Declining morals erode ivory tower
Updated: 2012-09-08 08:23
By Bai Ping (China Daily)
The prestigious Peking University, better known as Beida among Chinese, has started its new school year with a bang, but not quite the kind of bang it would have wanted.
Zou Hengfu, a Harvard-trained economist and former professor of the university, alleged a few weeks ago in a micro blog that Beida dons had preyed on attractive waitresses at the campus restaurant Mengtaoyuan, or Dream of Peach Garden. He added insult to injury by refusing to provide proofs to the university's discipline inspectors who have taken up the matter and vowed to leave no stones unturned to unravel the truth.
But now all eyes are on Zou, because Beida has filed a defamation suit against him after an agonizing but futile wait for him to come forward with evidence. Many people are cheering him on, hoping his claims would trigger a campaign against corruption in Chinese universities, while some skeptics shrug the allegation off as a trick by a disgruntled professor to get public attention and sympathy.
The Chinese public has long been worried about declining professional ethics and abuse of public trust in universities, whose reputation has been dragged through mud after a string of scandals in recent years.
In one such case reported by the Chinese media, Professor Wang Xueming (not his real name) of Beida thrust himself into the national spotlight in 2011 after police detained a young woman of the Naxi ethnic group from Yunnan province because she was suspected to have extorted 300,000 yuan ($47,288) from him. The professor had a two-year-long extramarital affair with the high school graduate, who was 26 years younger to him. The two fell out after he failed to deliver on his promise to help her enter the university.
Zou has upped the stakes considerably this time, because he has accused some Beida college deans and department chairs of having sexual relations with the waitresses. Using an account that has been verified and tied to his real identity, Zou has also claimed that staff members of campus hotels used the "backdoor" to enter degree programs, although he didn't imply that any sexual favors were involved.
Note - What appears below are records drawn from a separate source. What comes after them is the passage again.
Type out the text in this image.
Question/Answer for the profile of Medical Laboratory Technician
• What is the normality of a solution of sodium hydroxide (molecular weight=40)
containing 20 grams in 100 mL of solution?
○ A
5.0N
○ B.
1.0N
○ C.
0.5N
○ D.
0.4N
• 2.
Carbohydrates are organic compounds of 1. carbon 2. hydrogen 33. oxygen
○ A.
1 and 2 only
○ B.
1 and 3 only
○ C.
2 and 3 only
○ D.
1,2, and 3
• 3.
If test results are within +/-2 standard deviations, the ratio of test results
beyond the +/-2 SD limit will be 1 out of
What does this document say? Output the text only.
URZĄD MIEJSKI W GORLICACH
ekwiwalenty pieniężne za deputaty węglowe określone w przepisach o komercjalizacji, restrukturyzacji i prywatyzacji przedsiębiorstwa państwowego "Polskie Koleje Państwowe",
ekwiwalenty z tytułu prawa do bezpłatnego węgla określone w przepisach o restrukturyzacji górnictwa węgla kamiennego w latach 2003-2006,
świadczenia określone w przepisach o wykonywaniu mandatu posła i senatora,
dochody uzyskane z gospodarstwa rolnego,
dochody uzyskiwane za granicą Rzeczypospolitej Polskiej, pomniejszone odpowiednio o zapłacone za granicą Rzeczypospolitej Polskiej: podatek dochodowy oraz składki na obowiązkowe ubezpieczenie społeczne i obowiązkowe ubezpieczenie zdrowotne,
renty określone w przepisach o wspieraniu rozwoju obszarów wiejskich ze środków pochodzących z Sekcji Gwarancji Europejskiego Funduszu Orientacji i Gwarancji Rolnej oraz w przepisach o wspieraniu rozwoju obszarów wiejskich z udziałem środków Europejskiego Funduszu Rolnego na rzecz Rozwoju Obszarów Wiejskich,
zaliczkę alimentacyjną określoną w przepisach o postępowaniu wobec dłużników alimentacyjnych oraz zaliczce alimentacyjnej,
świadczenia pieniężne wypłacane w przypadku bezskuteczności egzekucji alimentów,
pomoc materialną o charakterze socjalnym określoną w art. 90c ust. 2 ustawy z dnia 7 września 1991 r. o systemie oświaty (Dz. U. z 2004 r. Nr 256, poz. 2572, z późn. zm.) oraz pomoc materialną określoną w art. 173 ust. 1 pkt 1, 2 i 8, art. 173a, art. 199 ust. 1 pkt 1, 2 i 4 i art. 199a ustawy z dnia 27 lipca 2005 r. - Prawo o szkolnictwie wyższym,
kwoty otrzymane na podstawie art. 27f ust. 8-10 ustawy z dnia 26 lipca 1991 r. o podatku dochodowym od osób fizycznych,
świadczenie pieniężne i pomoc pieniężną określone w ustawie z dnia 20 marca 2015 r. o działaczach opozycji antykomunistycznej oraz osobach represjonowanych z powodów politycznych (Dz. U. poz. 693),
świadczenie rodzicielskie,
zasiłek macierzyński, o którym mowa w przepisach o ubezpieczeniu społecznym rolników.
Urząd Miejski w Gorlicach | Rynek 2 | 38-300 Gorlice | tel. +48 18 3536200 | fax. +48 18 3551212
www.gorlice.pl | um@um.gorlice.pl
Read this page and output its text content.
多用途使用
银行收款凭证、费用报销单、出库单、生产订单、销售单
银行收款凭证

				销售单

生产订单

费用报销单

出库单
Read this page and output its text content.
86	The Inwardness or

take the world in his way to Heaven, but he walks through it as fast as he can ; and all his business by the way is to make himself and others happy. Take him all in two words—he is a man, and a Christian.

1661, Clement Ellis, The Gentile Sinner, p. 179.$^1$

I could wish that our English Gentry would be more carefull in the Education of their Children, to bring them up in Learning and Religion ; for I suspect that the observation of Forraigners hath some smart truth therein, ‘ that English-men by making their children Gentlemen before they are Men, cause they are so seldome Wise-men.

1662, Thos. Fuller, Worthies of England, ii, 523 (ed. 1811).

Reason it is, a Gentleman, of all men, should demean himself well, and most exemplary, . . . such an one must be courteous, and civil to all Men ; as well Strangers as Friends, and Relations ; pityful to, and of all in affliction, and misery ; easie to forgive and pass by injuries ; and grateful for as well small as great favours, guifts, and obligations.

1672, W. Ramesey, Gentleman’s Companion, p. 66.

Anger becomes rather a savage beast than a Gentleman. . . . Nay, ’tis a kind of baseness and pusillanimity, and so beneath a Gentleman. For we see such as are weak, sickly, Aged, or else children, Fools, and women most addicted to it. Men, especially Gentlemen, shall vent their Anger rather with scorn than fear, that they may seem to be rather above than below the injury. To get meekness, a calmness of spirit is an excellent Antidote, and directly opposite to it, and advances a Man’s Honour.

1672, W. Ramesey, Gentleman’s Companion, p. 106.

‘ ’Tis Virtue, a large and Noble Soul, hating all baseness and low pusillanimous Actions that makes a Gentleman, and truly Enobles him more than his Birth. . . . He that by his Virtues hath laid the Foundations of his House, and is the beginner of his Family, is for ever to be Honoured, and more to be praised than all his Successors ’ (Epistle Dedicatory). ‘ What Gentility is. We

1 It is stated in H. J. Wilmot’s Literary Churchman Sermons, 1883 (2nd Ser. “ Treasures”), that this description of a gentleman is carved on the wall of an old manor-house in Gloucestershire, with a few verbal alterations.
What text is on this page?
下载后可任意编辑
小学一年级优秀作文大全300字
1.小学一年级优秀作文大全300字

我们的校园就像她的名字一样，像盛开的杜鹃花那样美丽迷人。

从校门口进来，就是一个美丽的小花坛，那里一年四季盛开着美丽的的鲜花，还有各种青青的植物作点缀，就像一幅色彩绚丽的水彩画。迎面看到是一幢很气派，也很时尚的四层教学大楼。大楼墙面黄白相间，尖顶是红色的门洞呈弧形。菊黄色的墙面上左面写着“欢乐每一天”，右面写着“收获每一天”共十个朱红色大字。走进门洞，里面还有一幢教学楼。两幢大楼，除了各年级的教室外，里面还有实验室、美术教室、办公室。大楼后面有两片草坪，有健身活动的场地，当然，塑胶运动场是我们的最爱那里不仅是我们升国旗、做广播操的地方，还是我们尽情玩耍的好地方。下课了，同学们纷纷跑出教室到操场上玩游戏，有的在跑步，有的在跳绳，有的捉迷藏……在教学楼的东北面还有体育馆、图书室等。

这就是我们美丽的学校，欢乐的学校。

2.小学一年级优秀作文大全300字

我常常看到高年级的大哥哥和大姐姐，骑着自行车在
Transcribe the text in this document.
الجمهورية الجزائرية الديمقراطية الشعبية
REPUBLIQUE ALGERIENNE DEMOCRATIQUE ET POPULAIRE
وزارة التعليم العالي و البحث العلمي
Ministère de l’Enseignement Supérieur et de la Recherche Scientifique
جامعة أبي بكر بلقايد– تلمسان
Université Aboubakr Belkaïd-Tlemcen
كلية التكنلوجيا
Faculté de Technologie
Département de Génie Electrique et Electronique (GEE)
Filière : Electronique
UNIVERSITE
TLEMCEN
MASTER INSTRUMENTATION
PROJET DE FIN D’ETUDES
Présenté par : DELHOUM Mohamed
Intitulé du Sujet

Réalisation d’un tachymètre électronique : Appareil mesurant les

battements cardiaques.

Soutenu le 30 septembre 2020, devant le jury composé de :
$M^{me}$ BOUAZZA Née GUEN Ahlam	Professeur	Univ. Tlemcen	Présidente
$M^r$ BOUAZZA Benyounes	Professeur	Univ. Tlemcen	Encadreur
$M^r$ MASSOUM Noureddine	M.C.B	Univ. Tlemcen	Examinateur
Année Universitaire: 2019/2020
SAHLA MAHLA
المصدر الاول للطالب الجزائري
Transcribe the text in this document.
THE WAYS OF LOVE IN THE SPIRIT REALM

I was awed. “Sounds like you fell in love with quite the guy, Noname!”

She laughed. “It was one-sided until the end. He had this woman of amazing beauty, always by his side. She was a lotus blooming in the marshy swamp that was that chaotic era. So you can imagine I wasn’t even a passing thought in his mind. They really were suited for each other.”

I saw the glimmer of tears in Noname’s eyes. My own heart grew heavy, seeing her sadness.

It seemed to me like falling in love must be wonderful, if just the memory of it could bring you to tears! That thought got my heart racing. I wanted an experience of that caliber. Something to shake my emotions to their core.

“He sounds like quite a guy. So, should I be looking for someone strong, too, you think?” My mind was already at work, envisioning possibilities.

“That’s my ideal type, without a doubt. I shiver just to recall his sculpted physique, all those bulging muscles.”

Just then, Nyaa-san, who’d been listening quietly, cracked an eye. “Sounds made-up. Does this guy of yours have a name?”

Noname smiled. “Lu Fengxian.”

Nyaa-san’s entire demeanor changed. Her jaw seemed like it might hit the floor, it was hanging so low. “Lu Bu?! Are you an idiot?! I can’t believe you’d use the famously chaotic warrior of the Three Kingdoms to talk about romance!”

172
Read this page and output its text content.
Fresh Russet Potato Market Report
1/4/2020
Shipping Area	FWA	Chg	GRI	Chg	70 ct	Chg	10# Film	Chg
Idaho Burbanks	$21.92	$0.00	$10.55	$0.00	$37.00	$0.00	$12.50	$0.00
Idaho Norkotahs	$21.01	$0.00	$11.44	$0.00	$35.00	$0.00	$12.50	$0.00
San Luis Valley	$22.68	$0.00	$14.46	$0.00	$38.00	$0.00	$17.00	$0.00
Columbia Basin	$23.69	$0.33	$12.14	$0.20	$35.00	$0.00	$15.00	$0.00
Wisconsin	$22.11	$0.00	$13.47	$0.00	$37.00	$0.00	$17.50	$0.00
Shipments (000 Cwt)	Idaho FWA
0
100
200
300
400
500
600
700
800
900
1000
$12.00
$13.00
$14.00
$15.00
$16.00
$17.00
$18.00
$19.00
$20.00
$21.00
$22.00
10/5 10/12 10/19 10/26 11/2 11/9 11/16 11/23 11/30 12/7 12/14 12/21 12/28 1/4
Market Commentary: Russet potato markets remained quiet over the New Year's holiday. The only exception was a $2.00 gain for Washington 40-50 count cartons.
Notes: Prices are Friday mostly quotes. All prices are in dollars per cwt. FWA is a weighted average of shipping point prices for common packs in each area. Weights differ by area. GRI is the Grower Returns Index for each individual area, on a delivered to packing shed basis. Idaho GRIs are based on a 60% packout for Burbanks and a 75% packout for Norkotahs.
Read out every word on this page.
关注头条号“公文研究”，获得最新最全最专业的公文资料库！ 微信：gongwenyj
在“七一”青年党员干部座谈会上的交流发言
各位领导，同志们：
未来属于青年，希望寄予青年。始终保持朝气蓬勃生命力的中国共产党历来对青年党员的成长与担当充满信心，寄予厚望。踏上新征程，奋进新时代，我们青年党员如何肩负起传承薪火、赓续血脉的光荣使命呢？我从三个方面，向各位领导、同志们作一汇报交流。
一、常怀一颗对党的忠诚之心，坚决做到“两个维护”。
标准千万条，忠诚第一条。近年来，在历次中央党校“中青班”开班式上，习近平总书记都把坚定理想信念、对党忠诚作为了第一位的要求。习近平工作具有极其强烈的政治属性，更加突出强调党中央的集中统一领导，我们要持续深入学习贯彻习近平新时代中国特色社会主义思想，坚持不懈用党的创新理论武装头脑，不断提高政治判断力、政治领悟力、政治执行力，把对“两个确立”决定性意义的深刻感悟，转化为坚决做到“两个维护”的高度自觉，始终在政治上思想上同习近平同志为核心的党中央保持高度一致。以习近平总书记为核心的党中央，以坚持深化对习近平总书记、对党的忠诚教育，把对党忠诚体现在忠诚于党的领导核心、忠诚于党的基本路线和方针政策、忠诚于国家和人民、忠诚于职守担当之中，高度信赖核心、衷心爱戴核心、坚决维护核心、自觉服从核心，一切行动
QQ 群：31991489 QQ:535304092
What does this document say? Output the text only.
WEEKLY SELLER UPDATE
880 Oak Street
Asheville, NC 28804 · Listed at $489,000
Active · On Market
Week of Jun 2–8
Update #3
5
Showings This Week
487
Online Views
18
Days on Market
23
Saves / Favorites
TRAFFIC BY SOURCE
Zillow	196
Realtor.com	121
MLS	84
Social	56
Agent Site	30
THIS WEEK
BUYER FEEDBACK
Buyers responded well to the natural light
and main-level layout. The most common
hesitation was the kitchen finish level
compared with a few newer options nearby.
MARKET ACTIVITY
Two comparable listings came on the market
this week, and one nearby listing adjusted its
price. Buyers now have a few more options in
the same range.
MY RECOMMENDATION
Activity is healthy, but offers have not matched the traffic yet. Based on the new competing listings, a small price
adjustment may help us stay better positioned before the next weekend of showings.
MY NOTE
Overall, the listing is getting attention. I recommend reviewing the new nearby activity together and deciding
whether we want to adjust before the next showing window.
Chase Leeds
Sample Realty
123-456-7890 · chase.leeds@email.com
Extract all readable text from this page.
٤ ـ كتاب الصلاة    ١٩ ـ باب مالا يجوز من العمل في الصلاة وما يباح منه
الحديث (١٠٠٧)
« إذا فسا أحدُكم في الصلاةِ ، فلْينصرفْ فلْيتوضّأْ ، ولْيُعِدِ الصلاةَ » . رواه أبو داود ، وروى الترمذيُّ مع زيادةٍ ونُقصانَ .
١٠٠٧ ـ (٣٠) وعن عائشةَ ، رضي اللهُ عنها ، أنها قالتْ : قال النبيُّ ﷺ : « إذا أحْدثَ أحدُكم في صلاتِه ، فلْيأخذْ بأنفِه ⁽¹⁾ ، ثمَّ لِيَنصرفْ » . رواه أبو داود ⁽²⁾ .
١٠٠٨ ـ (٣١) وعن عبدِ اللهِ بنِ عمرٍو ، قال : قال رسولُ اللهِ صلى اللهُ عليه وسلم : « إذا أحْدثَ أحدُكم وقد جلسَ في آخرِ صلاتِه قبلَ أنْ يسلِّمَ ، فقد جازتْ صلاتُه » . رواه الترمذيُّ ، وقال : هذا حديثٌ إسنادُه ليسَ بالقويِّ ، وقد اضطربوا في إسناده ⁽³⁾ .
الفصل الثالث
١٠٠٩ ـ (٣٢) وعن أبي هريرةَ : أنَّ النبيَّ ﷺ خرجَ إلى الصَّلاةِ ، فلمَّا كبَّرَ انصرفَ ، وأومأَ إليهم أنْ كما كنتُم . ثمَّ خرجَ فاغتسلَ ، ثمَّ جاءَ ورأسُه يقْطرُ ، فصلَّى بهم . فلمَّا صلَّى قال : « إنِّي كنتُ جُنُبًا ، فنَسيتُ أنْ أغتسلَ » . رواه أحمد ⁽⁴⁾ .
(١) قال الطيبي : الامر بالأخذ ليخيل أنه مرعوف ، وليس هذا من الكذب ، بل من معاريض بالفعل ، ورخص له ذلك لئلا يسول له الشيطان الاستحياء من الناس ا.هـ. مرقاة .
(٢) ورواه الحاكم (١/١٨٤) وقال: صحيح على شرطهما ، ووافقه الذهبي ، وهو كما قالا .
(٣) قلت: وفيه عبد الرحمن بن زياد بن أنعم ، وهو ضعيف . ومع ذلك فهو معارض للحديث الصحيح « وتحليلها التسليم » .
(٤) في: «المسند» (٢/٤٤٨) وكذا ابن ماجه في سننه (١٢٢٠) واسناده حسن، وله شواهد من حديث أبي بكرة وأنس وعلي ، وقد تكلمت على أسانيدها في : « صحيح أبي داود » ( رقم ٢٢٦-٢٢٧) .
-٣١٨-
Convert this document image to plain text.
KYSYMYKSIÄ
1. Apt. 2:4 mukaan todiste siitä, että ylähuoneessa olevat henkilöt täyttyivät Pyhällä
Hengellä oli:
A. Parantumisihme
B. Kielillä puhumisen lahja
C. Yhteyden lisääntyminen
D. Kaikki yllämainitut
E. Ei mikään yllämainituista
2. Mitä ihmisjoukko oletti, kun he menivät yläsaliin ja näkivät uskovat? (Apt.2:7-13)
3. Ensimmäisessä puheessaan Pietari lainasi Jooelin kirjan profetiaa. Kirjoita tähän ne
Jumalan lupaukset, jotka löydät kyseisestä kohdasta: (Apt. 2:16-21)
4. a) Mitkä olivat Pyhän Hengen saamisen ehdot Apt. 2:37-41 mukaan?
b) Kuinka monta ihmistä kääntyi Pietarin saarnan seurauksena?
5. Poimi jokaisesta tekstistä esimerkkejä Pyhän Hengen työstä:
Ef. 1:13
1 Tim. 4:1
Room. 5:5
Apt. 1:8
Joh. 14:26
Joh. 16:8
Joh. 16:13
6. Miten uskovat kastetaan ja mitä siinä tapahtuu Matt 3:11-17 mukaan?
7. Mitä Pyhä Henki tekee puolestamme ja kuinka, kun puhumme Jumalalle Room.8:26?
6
However, seasoned observers are reluctant to read too much into Zou's accusations and rhetoric, because they suspect he could turn out to be just another professorial prankster online, who leaves supporters high and dry after creating an uproar.
Top Chinese universities allow their faculties to participate in the market by selling their skills and ideas. Since oft-quoted professors earn more money from consultations and speaking engagements, it has become customary for some to make controversial or sensational remarks, or even create pseudo-events. For example, in 2009, Zhou Yijun, then an associate professor of journalism at Beida, created a media storm when he wrote in a blog that CCTV's prime-time anchorwoman Fang Jing had been detained a month earlier for hosting a program to acquire military intelligence.
But when Fang threatened to seek legal recourse for defamation, Zhou apologized, and said he hoped she would return from her leave as soon as possible. And so she did, resurfacing as host of another CCTV news program. The two had apparently reconciled, with no reason given, to the bewilderment of the public.
Could Zou, who now works as a senior economist at the World Bank, be making up some of the stories to get back to Beida after his humiliating dismissal years ago?
If so, will Beida pursue the case till the end, at the cost of washing its dirty linen in public? Zou, who taught at the university for nine years from 1998, had then claimed he knew about the hanky-panky of some university bigwigs.
It's sad to see the hoopla unfold, because universities are supposed to be the conscience-keepers of society and professors are entrusted to lead the mission of training students to possess the highest ethical and intellectual standards.